СШ: История арт-рынка как часть большой Истории, почему бы и нет. Закрытие галерей видимо было очень значимым процессом, серьезно повлиявшим на ситуацию в Москве. Хотя с искусством вроде бы не произошло драматических изменений, ни в худшую, ни, возможно, в лучшую сторону. Поэтому не слишком пока понятно, в чем суть этого влияния.

Вообще, я не любитель культуры быстрых комментариев. Не то чтобы это консерватизм с моей стороны, просто быстрый ответ уместен в двух случаях, в сетевой культуре и на кушетке психоаналитика. Там нужно отвечать быстро, чтобы говорило подсознание без цензуры разума. Фрейду была нужна та истина, которую сознание не хочет выпускать в свет. Культура современных коммуникаций, при всех ее чудесных свойствах, дает голос подсознанию. Чем быстрее ты отвечаешь, тем более отвечаешь не ты, а какие-то комплексы, идеологии, предрассудки или иные формации, которые говорят помимо твоего сознания. Поэтому у меня всегда дистанцированное отношение к быстрым комментариям, хотя я знаю, что многие люди считают: «Мир горит прямо сейчас! Нужно что-то сказать, любыми словами, любыми средствами, главное искренне!» Вот эта искренность это, как правило, речь каких-то систем, которые говорят через тебя.
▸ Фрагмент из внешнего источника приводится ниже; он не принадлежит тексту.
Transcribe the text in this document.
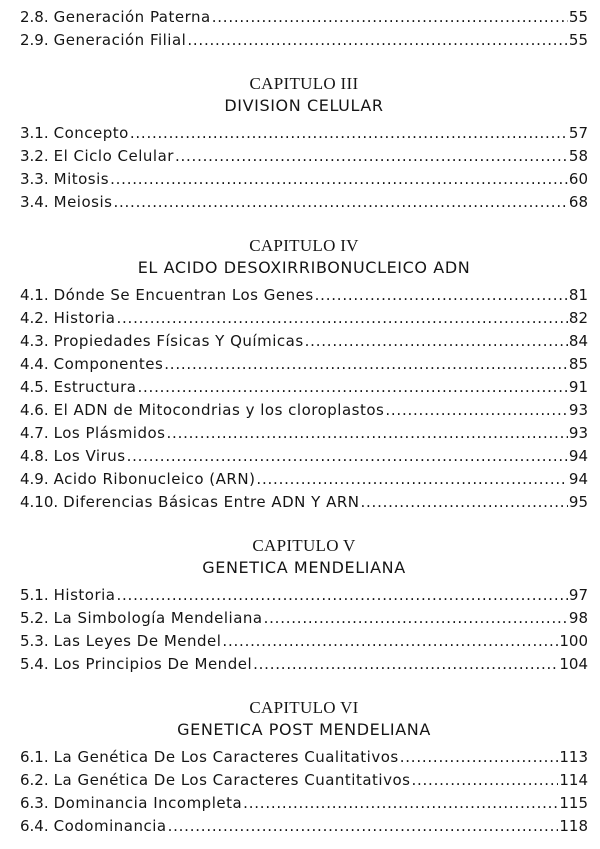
2.8. Generación Paterna . . .	55
2.9. Generación Filial . . .	55
CAPITULO III
DIVISION CELULAR
3.1. Concepto . . .	57
3.2. El Ciclo Celular . . .	58
3.3. Mitosis . . .	60
3.4. Meiosis . . .	68
CAPITULO IV
EL ACIDO DESOXIRRIBONUCLEICO ADN
4.1. Dónde Se Encuentran Los Genes . . .	81
4.2. Historia . . .	82
4.3. Propiedades Físicas Y Químicas . . .	84
4.4. Componentes . . .	85
4.5. Estructura . . .	91
4.6. El ADN de Mitocondrias y los cloroplastos . . .	93
4.7. Los Plásmidos . . .	93
4.8. Los Virus . . .	94
4.9. Acido Ribonucleico (ARN) . . .	94
4.10. Diferencias Básicas Entre ADN Y ARN . . .	95
CAPITULO V
GENETICA MENDELIANA
5.1. Historia . . .	97
5.2. La Simbología Mendeliana . . .	98
5.3. Las Leyes De Mendel . . .	100
5.4. Los Principios De Mendel . . .	104
CAPITULO VI
GENETICA POST MENDELIANA
6.1. La Genética De Los Caracteres Cualitativos . . .	113
6.2. La Genética De Los Caracteres Cuantitativos . . .	114
6.3. Dominancia Incompleta . . .	115
6.4. Codominancia . . .	118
СГ: Выставка в ММСИ «Слова, вещи, последствия» была сильно завязана на, скажем так, лингвистический, вербальный момент. Чья это была инициатива?

СШ: Инициатива изнутри самой ситуации. Мы собирались сделать выставку; составили список художников, и мой коллега Саня предложил объединить это темой языка. Я был за; сам давно хотел сделать выставку с такой проблематикой. Но при этом, для меня про язык это про все, невозможно делать выставку «о языке», рассматривать его как предмет, который художники изучают подобно лингвистам. И я предложил сфокусироваться на языковых дисфункциях, на распаде и переизобретении риторики посредством поражения речевых функций, то есть афазии. Развитие коммуникаций, медиа-среды, социальных техник, открывая пространство непрерывной циркуляции языка, в то же время порождает новые механизмы контроля. Как в социальных сетях, — можно все время говорить, и диалог получается, но нужен постоянный самоконтроль, чтобы было в тему. Требование уместности речи, не как в эпоху классицизма, а подспудно, все равно имеет место. Только сейчас техники контроля намного более компактны, подвижны и эффективны, они пронизывают всю культуру. Новые волны цифровых технологий наносят новые травмы: лет двадцать назад перепроизводство образов выливалось в стремление спрятаться за стереотипами, логотипами, отказаться от собственного лица. Десять лет назад в потемкинскую деревню стала превращаться уже не идентичность, а сама реальность, все эти фасады закрытые баннерами. Так наступила эра афазии. Вслед за речевой нормой стала исчезать способность говорить: люди на улицах рычат и мычат, в каждой книге масса опечаток, дикторы на телевидении все время ошибаются. А некогда на советском телевидении, на всех региональных каналах каждый диктор транслировал строгую литературную норму.

СГ: Да, но там был один большой минус, который стал понятен пост фактум. В сталинские времена литературная норма была заморожена, и когда пришли 1980–1990-е из-за того, что эта плотина стояла и сдерживала живое изменение языка, случился масштабный прорыв, после чего мы имеем, что имеем.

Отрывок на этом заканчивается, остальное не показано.